# Alignmat

## Contents

### Purpose

Alignment of matrices and N-way arrays

### Synopsis

[bi,itst] = alignmat(amodel,b);
[bi,itst] = alignmat(a,b,ncomp);

### Description

In some cases, data arrays require alignment to aid the performance of the three-way (e.g. GRAM, or PARAFAC) or unfold models such as MPCA. For example, sometimes GC peaks or data from batch operations can be shifted on a sample-to-sample basis (each sample is a Mb by N matrix). In these cases, it is advantageous to choose a sub-matrix of a single matrix A as a standard and find the sub-matrix of subsequent samples B that best align or match the standard matrix. It is also possible to use a model of one or more standard matrices Amodel and find the sub-matrix of subsequent samples B that best align or match the model. In the latter case, it is also possible to find the sub-array of B that best aligns with the model of a N-way data set (Amodel). This can be performed along multiple modes using ALIGNMAT.

ALIGNMAT finds the subarray of input (b), (bi), that most matches a using two different algorithms. For input:

 [bi,itst] = alignmat(amodel,b);


the sub-array (bi) is found using a projection method. In this case, (bi) is the sub-array of (b) that has the lowest residuals on a model of (a) called (amodel). Models for (amodel) are standard model structures from PCA, PCR, GRAM, TLD, or PARAFAC. Input (b) can be class "double" or "dataset" and must have the same number of modes/dimensions as (a) with each element of size(b) ${\displaystyle \geq }$ size(a). Alignment is performed for modes with size(b) > size(a).

For input:

 [bi,itst] = alignmat(a,b,ncomp);


both (a) and (b) can be class "double" or "dataset", but both are two-way arrays (matrices). For (a) M by N then (b) must be Mb by N where Mb ${\displaystyle \geq }$ M (when Mb = M no alignment is performed). The output (bi) is the sub-array of (b) that best matches the matrix (a). Optional input (ncomp) is a scalar of the number of components to use in the decomposition {default: ncomp = 1}.

Output (bi) is an array of class "double", (itst) is a cell array containing the indices of (b) that match (bi).
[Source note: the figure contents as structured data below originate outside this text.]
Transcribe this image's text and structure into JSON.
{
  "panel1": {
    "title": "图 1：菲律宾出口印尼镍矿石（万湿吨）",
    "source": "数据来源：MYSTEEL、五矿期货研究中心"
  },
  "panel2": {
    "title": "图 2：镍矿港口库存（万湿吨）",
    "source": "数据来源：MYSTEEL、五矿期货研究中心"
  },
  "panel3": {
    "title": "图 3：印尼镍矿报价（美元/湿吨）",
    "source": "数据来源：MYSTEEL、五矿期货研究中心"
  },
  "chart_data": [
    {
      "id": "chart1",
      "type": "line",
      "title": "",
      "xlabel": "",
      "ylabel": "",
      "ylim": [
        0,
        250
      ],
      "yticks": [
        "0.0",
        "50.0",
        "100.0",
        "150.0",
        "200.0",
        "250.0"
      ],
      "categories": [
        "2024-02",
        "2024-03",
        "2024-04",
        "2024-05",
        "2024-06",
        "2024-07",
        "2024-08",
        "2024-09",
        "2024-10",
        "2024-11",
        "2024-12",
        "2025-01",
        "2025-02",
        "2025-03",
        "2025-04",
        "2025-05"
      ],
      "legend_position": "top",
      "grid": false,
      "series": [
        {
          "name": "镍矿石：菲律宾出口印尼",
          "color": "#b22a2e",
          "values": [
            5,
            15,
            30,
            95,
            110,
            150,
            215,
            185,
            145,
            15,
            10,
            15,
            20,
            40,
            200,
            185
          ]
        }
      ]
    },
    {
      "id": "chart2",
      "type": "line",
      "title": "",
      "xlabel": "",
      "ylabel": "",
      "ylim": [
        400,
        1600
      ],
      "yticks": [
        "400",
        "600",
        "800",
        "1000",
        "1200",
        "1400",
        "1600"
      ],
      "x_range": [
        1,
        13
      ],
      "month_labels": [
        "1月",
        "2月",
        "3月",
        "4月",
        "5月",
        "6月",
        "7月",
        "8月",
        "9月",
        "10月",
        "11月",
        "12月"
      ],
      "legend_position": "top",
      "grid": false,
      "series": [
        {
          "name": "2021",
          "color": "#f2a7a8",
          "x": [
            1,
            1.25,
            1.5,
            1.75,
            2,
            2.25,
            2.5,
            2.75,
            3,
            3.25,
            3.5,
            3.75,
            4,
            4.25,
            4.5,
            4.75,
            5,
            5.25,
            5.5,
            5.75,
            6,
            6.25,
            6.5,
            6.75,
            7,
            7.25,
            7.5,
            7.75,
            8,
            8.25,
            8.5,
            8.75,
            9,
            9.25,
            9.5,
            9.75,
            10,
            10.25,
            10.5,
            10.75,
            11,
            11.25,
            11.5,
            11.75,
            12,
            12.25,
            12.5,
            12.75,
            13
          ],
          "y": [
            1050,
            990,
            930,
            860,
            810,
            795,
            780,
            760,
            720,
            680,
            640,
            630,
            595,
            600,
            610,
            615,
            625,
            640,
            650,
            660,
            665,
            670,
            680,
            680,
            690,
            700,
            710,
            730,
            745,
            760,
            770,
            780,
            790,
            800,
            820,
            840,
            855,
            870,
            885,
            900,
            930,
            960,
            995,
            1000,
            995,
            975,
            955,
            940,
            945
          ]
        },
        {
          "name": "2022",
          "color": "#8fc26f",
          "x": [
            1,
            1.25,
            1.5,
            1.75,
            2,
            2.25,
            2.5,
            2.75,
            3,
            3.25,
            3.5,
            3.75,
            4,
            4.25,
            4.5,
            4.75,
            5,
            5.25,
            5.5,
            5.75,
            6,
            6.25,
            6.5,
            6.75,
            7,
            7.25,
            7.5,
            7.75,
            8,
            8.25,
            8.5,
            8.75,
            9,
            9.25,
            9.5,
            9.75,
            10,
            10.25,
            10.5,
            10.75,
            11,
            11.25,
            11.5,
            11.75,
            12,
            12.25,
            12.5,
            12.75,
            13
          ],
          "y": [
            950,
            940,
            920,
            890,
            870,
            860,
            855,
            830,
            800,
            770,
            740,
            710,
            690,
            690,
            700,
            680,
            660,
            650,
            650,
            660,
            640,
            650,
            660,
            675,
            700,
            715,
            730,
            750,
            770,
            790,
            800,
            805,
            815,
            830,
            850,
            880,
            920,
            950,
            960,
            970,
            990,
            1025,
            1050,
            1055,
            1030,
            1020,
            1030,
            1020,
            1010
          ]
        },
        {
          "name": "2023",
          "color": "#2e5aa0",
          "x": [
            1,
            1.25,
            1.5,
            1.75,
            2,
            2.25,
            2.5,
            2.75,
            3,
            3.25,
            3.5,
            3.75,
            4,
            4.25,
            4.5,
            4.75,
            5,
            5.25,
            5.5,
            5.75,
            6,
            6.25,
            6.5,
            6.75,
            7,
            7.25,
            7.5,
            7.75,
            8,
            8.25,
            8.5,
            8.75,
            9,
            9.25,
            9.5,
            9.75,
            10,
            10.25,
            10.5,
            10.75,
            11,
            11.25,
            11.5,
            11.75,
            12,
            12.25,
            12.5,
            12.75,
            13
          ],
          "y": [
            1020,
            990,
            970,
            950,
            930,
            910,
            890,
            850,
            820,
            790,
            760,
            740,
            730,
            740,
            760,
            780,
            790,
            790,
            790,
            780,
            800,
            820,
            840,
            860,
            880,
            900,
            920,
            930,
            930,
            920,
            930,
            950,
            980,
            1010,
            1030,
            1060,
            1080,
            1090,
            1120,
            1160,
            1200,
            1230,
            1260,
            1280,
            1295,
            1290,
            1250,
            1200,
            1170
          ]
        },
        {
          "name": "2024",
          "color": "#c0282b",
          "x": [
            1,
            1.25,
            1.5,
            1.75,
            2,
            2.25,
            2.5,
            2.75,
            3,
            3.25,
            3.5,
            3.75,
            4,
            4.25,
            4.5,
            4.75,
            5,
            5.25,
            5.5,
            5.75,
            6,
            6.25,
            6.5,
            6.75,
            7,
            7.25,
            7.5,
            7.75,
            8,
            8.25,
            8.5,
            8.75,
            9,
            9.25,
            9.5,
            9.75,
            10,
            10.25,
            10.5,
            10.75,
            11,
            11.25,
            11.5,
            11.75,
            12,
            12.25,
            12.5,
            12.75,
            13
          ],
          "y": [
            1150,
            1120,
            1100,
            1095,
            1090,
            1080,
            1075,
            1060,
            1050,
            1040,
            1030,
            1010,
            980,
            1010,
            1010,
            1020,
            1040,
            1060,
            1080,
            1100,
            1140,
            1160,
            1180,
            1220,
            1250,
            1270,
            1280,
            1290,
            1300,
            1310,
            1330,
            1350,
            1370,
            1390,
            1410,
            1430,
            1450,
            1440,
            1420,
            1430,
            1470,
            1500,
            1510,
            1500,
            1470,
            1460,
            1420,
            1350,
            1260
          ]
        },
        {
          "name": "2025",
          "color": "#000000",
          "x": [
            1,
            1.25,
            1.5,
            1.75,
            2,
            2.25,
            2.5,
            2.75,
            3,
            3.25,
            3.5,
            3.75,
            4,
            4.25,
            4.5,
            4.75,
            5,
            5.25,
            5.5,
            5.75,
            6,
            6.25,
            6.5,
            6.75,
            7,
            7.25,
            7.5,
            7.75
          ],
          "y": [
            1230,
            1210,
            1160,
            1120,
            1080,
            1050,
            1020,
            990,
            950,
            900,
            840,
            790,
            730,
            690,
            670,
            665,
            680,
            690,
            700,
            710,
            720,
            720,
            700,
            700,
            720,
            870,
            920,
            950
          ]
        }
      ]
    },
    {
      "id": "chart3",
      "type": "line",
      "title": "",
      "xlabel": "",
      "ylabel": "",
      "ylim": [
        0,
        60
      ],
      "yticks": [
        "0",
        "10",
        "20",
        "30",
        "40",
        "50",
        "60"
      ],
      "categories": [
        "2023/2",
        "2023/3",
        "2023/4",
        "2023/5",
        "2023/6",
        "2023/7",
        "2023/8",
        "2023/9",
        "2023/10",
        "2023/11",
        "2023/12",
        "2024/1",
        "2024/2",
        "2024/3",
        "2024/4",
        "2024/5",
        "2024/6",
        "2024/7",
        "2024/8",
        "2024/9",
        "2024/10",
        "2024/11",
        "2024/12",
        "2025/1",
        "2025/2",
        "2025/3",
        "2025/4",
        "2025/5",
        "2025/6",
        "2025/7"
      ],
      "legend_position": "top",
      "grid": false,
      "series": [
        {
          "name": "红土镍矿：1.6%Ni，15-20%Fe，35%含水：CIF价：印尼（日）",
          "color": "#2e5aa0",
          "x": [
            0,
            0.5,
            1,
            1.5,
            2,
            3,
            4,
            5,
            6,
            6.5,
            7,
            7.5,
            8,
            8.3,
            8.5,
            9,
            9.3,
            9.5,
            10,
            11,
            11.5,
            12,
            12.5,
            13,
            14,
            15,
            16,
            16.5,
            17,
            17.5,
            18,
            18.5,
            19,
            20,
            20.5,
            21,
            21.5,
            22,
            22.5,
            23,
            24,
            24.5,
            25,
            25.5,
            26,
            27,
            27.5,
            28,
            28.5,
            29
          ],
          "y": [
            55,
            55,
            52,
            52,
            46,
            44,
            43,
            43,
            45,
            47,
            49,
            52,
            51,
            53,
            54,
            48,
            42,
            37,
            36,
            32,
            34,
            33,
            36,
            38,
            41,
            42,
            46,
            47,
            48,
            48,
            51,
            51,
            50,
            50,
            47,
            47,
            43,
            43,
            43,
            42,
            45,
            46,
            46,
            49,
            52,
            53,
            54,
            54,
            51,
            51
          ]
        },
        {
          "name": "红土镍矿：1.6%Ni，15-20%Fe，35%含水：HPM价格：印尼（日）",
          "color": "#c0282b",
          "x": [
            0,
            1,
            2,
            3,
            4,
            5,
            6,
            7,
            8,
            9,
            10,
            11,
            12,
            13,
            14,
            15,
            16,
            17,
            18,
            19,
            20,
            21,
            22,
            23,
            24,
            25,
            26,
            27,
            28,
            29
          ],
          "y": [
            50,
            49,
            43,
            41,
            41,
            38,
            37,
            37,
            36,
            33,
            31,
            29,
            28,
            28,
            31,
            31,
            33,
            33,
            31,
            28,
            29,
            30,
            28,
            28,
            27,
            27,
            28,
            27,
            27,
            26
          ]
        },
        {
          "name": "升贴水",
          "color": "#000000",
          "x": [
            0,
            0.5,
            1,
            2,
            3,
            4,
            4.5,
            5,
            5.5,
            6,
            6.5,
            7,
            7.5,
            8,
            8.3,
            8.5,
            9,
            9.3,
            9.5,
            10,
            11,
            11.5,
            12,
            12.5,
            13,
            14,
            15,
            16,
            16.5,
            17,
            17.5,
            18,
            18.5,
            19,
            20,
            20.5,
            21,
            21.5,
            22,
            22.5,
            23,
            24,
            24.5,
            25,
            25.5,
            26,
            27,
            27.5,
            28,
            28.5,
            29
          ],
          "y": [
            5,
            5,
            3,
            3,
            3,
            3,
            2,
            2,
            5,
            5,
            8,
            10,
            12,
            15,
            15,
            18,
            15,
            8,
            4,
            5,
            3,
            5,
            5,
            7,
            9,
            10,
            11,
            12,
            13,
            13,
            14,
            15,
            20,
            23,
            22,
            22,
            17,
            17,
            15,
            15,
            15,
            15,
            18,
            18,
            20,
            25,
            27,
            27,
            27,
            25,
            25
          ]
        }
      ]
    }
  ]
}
Note that since interpolation is used the indices in (itst) are not in general integers.

### Algorithm

For the projection method, Amodel is a model of array A. This can be a model from PCA, GRAM, TLD, or PARAFAC. For example, if A is a M by N matrix then the PCA model of A is where T is M by K and P is N by K. Alignmat finds the submatrix of B, Bi, that has the lowest residuals on the model of A i.e., ${\displaystyle \mathbf {B} _{i}=\min \left(\sum \limits _{n=k}^{N+k}{\sum \limits _{m=j}^{M+j}{\left[\mathbf {B} _{k,j}\left(\mathbf {I} -\mathbf {PP} ^{T}\right)\right]^{2}}}\right)}$. This can be used to find the data "cube" within N-way arrays.




In the left figure, this is represented as having each of the M by N sub-matrices of B projected onto the model of the M by N model of A. Note that in the figure that the size of B is Mb by Nb with Mb>M and Nb>N.

The projection method was presented in Gallagher, N.B. and Wise, B.M., "Standardization for Three-Way Analysis", TRICAP 2000: Three-way Methods in Chemistry and Psychology, Hvedholm Castle, Faaborg, Denmark, July (2000). In that study, it was found that the projection method was faster and more robust than the SVD-based algorithm discussed below.

In the SVD method, the standard matrix A and a sub-matrix of B, Bi, are aumented and a singular value decomposition of the result is performed such that [u,s,v] = svd([AMxN|Bi,MxNb]) (right figure). The sub-matrix is incremented and the SVD is performed again. The sub-matrix that minimizes the rank is selected as matching best. The objective function is ${\displaystyle R=\left(\sum \limits _{j=ncomp+1}^{\min(M,N+N_{b})}{s_{j}}\right)\left(\sum \limits _{j=1}^{ncomp}{s_{j}}\right)^{-1}}$. Note that in this algorithm N and Nb do not have to be equal. The algorithm is discussed in Prazen, et al., Anal. Chem., 70, 218-225, 1998.